In this episode of Air Time from UCSB Arts & Lectures, host Charles Donelan sits down with the members of Kronos Quartet — David Harrington, Gabriela Díaz, Ayane Kozasa, and Paul Wiancko — on the eve of their Santa Barbara performance of Three Bones, taking place Saturday, May 2, at 6 p.m. at UCSB Campbell Hall.

Structured as a triptych, Three Bones explores the histories and cultural contributions of Indigenous Americans, the Gullah Geechee people of the South Carolina Sea Islands, and Chinese Americans, weaving together newly commissioned music, archival recordings, filmed elements, and live collaboration. The quartet discusses the origin of the project’s evocative title, its connection to the United States’s 250th anniversary, and the extensive research and artistic partnerships that shape the work — including appearances by pipa virtuoso Wu Man, percussionist Quentin Baxter, and Apache violinist Laura Ortman.
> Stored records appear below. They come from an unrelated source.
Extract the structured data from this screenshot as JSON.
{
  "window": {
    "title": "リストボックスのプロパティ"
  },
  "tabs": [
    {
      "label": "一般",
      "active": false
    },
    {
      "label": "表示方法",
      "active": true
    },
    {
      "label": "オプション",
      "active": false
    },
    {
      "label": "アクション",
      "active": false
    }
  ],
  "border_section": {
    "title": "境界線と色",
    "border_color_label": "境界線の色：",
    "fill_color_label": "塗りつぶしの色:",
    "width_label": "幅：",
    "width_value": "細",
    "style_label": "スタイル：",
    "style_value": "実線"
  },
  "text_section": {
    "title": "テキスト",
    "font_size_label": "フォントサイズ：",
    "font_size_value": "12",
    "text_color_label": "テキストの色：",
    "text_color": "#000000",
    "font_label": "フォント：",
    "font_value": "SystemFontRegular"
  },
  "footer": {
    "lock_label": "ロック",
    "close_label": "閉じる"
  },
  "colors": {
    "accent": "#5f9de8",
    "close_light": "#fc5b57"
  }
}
The conversation ranges widely, from early wax cylinder recordings preserved at UCSB to the survival of a Mende funeral song across generations, and from landmark legal cases to the role of deep, cultural, historical listening as a guiding principle in Kronos’s work. Along the way, the ensemble reflects on the emotional and intellectual stakes of Three Bones, describing it as both a culmination of decades of boundary-expanding performance and a call to reimagine what a concert experience can hold.